CCP member denied entry to U.S. to visit daughter, stoking fears of wider travel ban
A Chinese Community Party member was barred from entering the United States and had his visa revoked after trying to visit his daughter, raising concerns that Washington may introduce a travel ban against tens of millions of Chinese people and their family members.
A Chinese woman who had immigrated to the U.S. said her father, a retired cadre of the Chinese Communist Party, was denied entry into the country at Detroit Metropolitan Airport on Sept. 17, U.S.-based pro-democracy activist Zheng Cunzhu told Apple Daily.
Immigration officials at the airport sent him back to China after an extended period of questioning, and canceled his valid 10-year visa, Zheng said. The man, who was also applying to immigrate to the U.S. to live with his daughter, also had his immigration application rejected.
Zheng said it would become more difficult for Chinese people hoping to immigrate to the U.S., let alone visit their family or travel, as bilateral relations between the U.S. and China have worsened over trade policies, the national security law in Hong Kong and espionage allegations directed at China.
He feared that U.S. officials had already begun acting on a proposal to introduce travel restrictions for Chinese Communist Party members, a plan that was first reported by the New York Times in July. The article said that the Trump administration was considering denying visas to more than 90 million Chinese people in a draft presidential order, but has yet to be made.
U.S. Secretary of State Mike Pompeo stopped short of confirming NYT’s report at the time, but said: “We’re working our way through, under the president’s guidance, about how to think about pushing back against the Chinese Communist Party.”

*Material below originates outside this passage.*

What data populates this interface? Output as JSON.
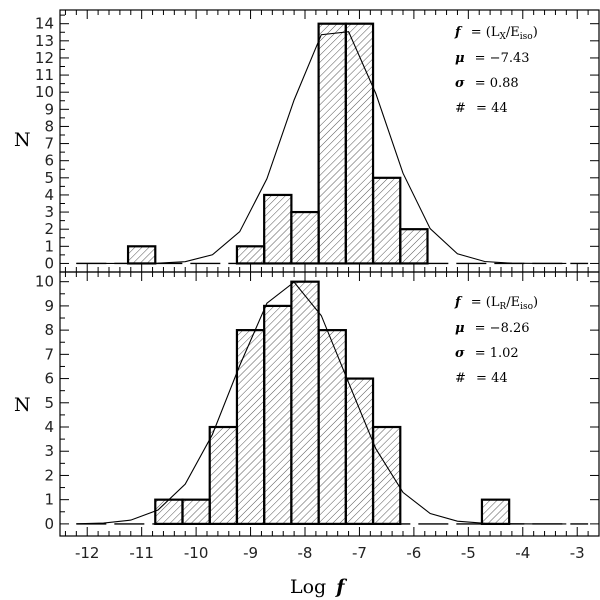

Zheng, who was a student leader in China’s 1989 pro-democracy movement, said it was an unspoken rule that party members, or those who had left the party for less than two years, would have their immigration application rejected.
The U.S. had previously been relaxed about allowing Chinese people to immigrate to the U.S. in the past decade, he said, in a strategy that hoped Western values would influence party members. But that has since changed as Washington has increasingly taken a tougher stance against China in the lead-up to the upcoming presidential election, even affecting Chinese students who want to study in the U.S.
“Some Chinese students steal relatively high-end technology from America and other Western countries, with some even becoming spies after arriving in the U.S., that’s why visas for Chinese students who major in sensitive subjects or industries are strictly controlled,” Zheng said.
He said there has been a wave of prospective Chinese immigrants and students quitting the Communist Party recently, some even placing ads in newspapers as proof.
The U.S. has not made public the number of Chinese Communist Party members that have been denied entry into the country. There are close to 92 million party members as of 2019, an increase of 1.3 million compared to the previous year, according to the Organization Department of the Chinese Communist Party.